Minimal extensions to the standard model are fertile ground for new physics. One such extension is the addition of a hidden SU(N) where the fundamental fermions are massive relative to the confinement scale of the QCD-like interaction that binds them together. These fermions have been dubbed quirks by their proponents due to their bizarre and highly variable phenomenology: since the energy stored in the "infracolor" string between quirks is small compared to the quirk masses, bound states of quirk pairs can be macroscopic.  This phenomenology makes detection difficult and even though they may already have produced in previous experiments, these signatures would easily have eluded observation. A significant portion of the quirk parameter space is amenable to a search with very early data at the LHC: indeed, this signature is currently the subject of a search for quirks at the Tevetron. This signature requires the development of an algorithm designed specifically to identify tracks with large de/ex in the atlas pixel detector, making it perfectly aligned with the expertise of the SLAC Atlas group. 

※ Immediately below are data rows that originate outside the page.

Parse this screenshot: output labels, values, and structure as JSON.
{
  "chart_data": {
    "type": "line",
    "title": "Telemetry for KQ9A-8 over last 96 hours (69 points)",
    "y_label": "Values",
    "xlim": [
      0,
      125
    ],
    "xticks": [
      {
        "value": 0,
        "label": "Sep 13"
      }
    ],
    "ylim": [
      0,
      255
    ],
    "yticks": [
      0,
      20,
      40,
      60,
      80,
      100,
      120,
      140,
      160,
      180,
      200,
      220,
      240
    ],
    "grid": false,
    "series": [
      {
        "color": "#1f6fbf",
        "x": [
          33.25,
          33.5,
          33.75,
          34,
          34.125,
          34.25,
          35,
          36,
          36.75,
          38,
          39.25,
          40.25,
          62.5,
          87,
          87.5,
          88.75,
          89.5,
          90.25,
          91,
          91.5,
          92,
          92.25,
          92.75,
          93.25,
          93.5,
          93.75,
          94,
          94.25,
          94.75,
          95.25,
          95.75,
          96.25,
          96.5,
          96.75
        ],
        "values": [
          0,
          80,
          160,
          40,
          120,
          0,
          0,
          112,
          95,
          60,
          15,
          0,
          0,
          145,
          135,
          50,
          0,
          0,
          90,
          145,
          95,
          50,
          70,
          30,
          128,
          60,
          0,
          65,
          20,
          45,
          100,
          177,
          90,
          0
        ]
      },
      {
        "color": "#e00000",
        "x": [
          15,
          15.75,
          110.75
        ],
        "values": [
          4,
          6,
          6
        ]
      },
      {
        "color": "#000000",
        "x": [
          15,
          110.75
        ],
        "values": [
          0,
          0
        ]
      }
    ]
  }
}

The experimental reach for quirks increases rapidly with center of mass energy, so that a search at the LHC will exceed the discovery potential of the Tevatron experiments well before the end of the current run in 2011.  A generator level Monte Carlo and toy simulation of the dynamics of quirk pairs has been developed in conjunction with Markus Luty and Jared Evans at UC Davis that can be used to develop the trigger and reconstruction strategies that will be required. The first task is to use the output of this simulation to develop the analysis strategy. The second task will be the development of a novel tracking algorithm capable of identifying quirks tracks in the Atlas inner detector.